Part VII incorporation
It is important to understand the distinction between incorporation of a school as a company limited by guarantee and “Part VII incorporation” under the Charities Act 1993 which confers a form of legal identity on the trustees of a charity as a group. This enables the incorporated body of trustees to act in their corporate name, that is to execute documents, but does not affect the personal liability of trustees or the legal status of the school. For this reason, Part VII incorporation does not offer a viable solution to governors whose chief aim is to limit their own personal liability.
Permanent endowment property
Many schools that are registered charities hold assets such as land, bursary funds and prize funds as permanent endowment, that is capital assets which the charity trustees must retain and cannot spend as part of its income.
Permanent endowment cannot be transferred to a corporate charity to form part of its corporate property. Governors must remember that, where a school is incorporated as a limited company, the permanent endowment must continue to be held on the existing trusts of the unincorporated charity, but may be held by the new corporate charity as trustee.
Incorporation process
If a school does take the decision to incorporate as a limited liability company, some of the key steps involved in the process are as follows:
• formation of a new charitable company – drafting memoranda and articles of association containing the objects which mirror the objects of the existing school;
• registration of the new company with Companies House;
• if the school is a registered charity, making application to the Charity Commission to register the charitable company;
• if the school is a registered charity, simultaneous application to the Commission for a scheme to transfer the assets of the school to the newly incorporated company; and
• drafting a transfer agreement to document the transfer of assets from the school to the newly incorporated company.
Additional considerations
The incorporation of a school creates a new legal entity. It is therefore necessary to consider the contracts which have been entered into on behalf of the school as an unincorporated charity and decide which ones need to be transferred to the new company. This will include any existing contracts between parents and the school. This transfer from the original unincorporated structure to the newly formed company will require notification to all counter-parties to the contracts.

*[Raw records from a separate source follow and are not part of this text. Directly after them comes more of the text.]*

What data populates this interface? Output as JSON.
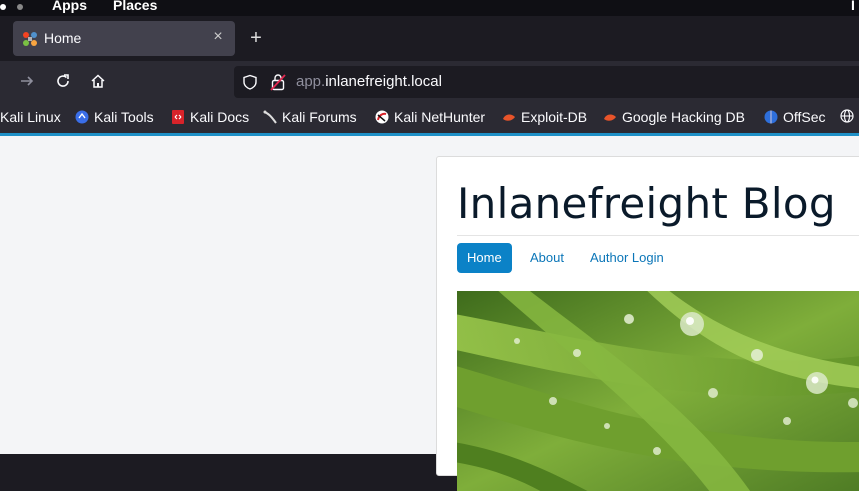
{
  "desktop": {
    "apps_label": "Apps",
    "places_label": "Places",
    "right_edge_text": "I"
  },
  "tab": {
    "title": "Home",
    "close_glyph": "×",
    "new_tab_glyph": "+"
  },
  "urlbar": {
    "url_host_prefix": "app.",
    "url_domain": "inlanefreight.local"
  },
  "bookmarks": [
    {
      "label": "Kali Linux",
      "icon": "kali-linux-icon"
    },
    {
      "label": "Kali Tools",
      "icon": "kali-tools-icon"
    },
    {
      "label": "Kali Docs",
      "icon": "kali-docs-icon"
    },
    {
      "label": "Kali Forums",
      "icon": "kali-forums-icon"
    },
    {
      "label": "Kali NetHunter",
      "icon": "kali-nethunter-icon"
    },
    {
      "label": "Exploit-DB",
      "icon": "exploit-db-icon"
    },
    {
      "label": "Google Hacking DB",
      "icon": "ghdb-icon"
    },
    {
      "label": "OffSec",
      "icon": "offsec-icon"
    }
  ],
  "blog": {
    "title": "Inlanefreight Blog",
    "menu": [
      {
        "label": "Home",
        "active": true
      },
      {
        "label": "About",
        "active": false
      },
      {
        "label": "Author Login",
        "active": false
      }
    ]
  },
  "colors": {
    "accent": "#1e90c7",
    "menu_active_bg": "#0b82c7",
    "link": "#0b76b8"
  }
}
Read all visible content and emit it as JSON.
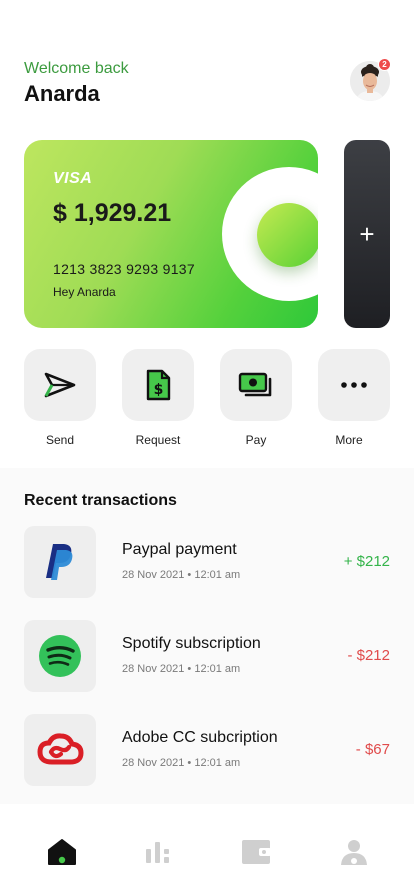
{
  "header": {
    "greeting": "Welcome back",
    "user_name": "Anarda",
    "notification_count": "2"
  },
  "card": {
    "brand": "VISA",
    "balance": "$ 1,929.21",
    "number": "1213 3823 9293 9137",
    "holder": "Hey Anarda",
    "add_label": "+"
  },
  "actions": [
    {
      "label": "Send",
      "icon": "send-icon"
    },
    {
      "label": "Request",
      "icon": "request-icon"
    },
    {
      "label": "Pay",
      "icon": "pay-icon"
    },
    {
      "label": "More",
      "icon": "more-icon"
    }
  ],
  "recent": {
    "title": "Recent transactions",
    "items": [
      {
        "name": "Paypal payment",
        "date": "28 Nov 2021 • 12:01 am",
        "amount": "+ $212",
        "type": "credit",
        "icon": "paypal-icon"
      },
      {
        "name": "Spotify subscription",
        "date": "28 Nov 2021 • 12:01 am",
        "amount": "- $212",
        "type": "debit",
        "icon": "spotify-icon"
      },
      {
        "name": "Adobe CC subcription",
        "date": "28 Nov 2021 • 12:01 am",
        "amount": "- $67",
        "type": "debit",
        "icon": "adobe-cc-icon"
      }
    ]
  },
  "tabs": [
    {
      "name": "home",
      "active": true
    },
    {
      "name": "stats",
      "active": false
    },
    {
      "name": "wallet",
      "active": false
    },
    {
      "name": "profile",
      "active": false
    }
  ],
  "colors": {
    "accent_green": "#3c9b3f",
    "credit": "#34b44a",
    "debit": "#e04b4b",
    "dark": "#1e1f23"
  }
}
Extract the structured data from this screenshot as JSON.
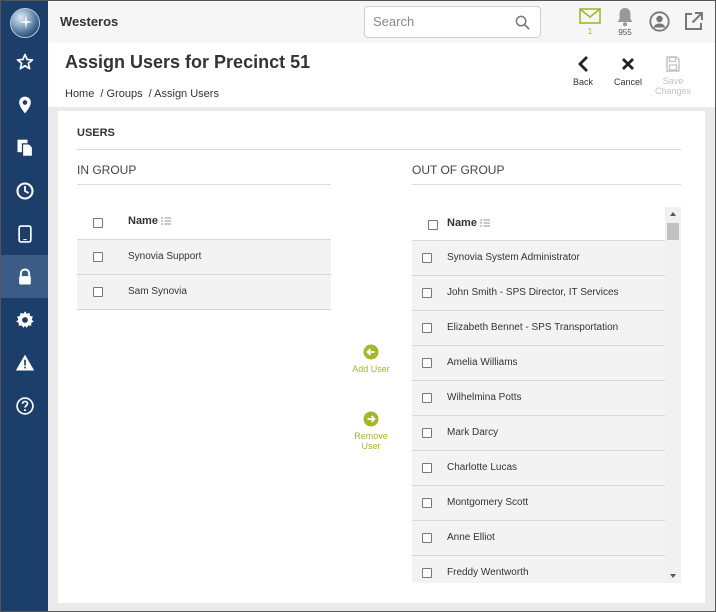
{
  "app": {
    "brand": "Westeros"
  },
  "search": {
    "placeholder": "Search"
  },
  "notifications": {
    "messages_count": "1",
    "alerts_count": "955"
  },
  "page": {
    "title": "Assign Users for Precinct 51",
    "breadcrumb": [
      "Home",
      "/ Groups",
      "/ Assign Users"
    ]
  },
  "actions": {
    "back": "Back",
    "cancel": "Cancel",
    "save": "Save Changes"
  },
  "users_section": {
    "title": "USERS"
  },
  "in_group": {
    "title": "IN GROUP",
    "column": "Name",
    "rows": [
      "Synovia Support",
      "Sam Synovia"
    ]
  },
  "out_of_group": {
    "title": "OUT OF GROUP",
    "column": "Name",
    "rows": [
      "Synovia System Administrator",
      "John Smith - SPS Director, IT Services",
      "Elizabeth Bennet - SPS Transportation",
      "Amelia Williams",
      "Wilhelmina Potts",
      "Mark Darcy",
      "Charlotte Lucas",
      "Montgomery Scott",
      "Anne Elliot",
      "Freddy Wentworth"
    ]
  },
  "move": {
    "add": "Add User",
    "remove": "Remove User"
  },
  "colors": {
    "sidebar": "#1c3e6b",
    "sidebar_active": "#3b5c86",
    "accent": "#a6b52a"
  }
}
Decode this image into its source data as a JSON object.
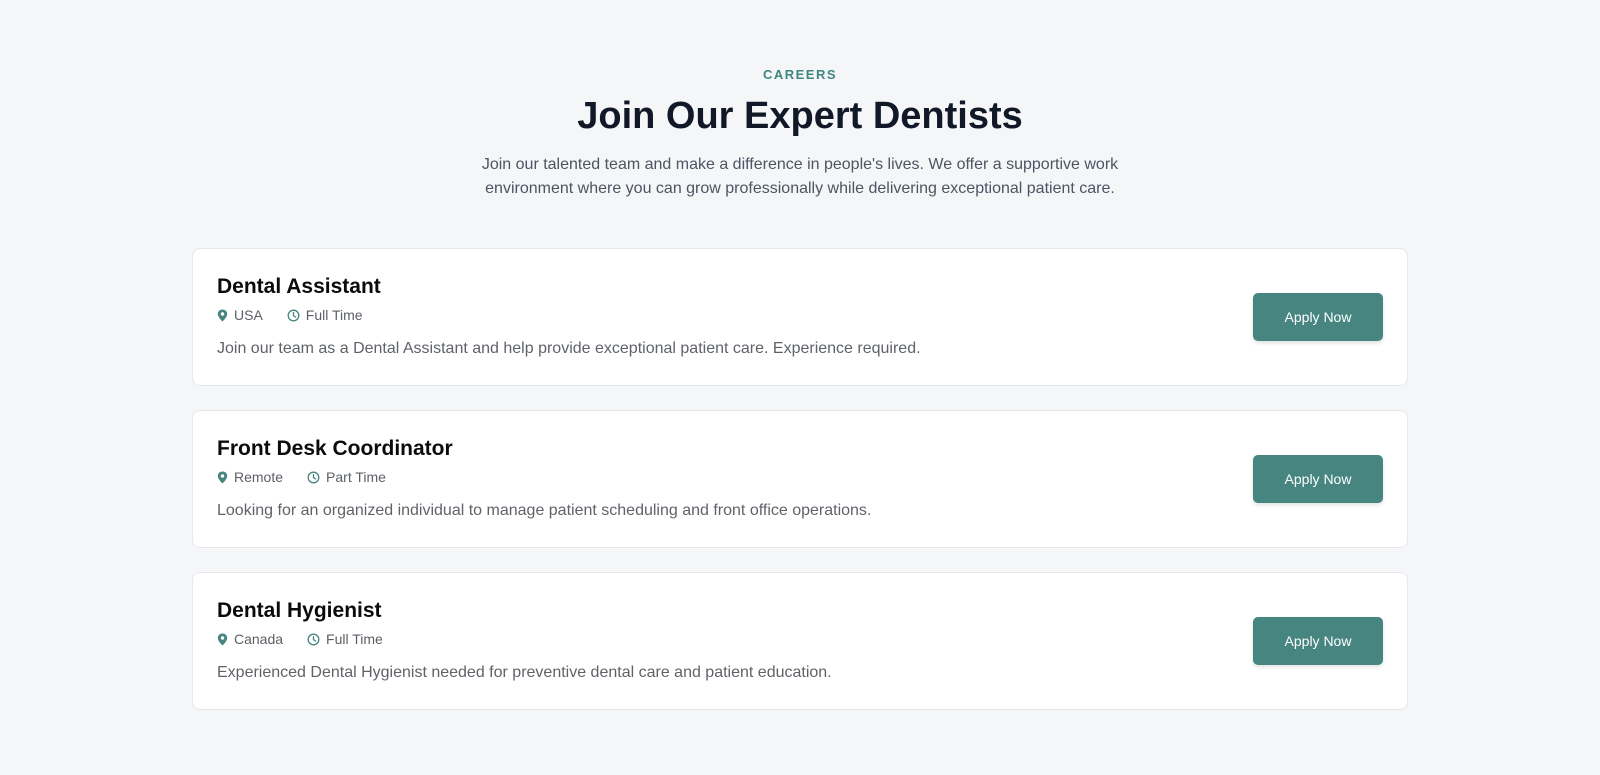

Staff – TUPE considerations
The contracts of all employees working for the school must also be considered. In circumstances where the terms and conditions of employment are to transfer to the new company, but are otherwise to remain unchanged, the Transfer of Undertakings (Protection of Employment) Regulations 2006 (the TUPE regulations) apply. These are designed to protect the rights of employees during a transfer to enable them to enjoy the same terms and conditions, with continuity of employment, as formerly. Each employee whose contract will be transferred to the incorporated school will require a TUPE transfer, switching their contracts to the new corporate entity.
In an increasingly litigious climate, it is prudent for school governors to seek to protect themselves from exposure to contractual and tortious claims by isolating liability for the activities of the school within a corporate body. However, you should always weigh up the advantages of incorporation as a means of risk management against the burden and expense involved in complying with company law regulation.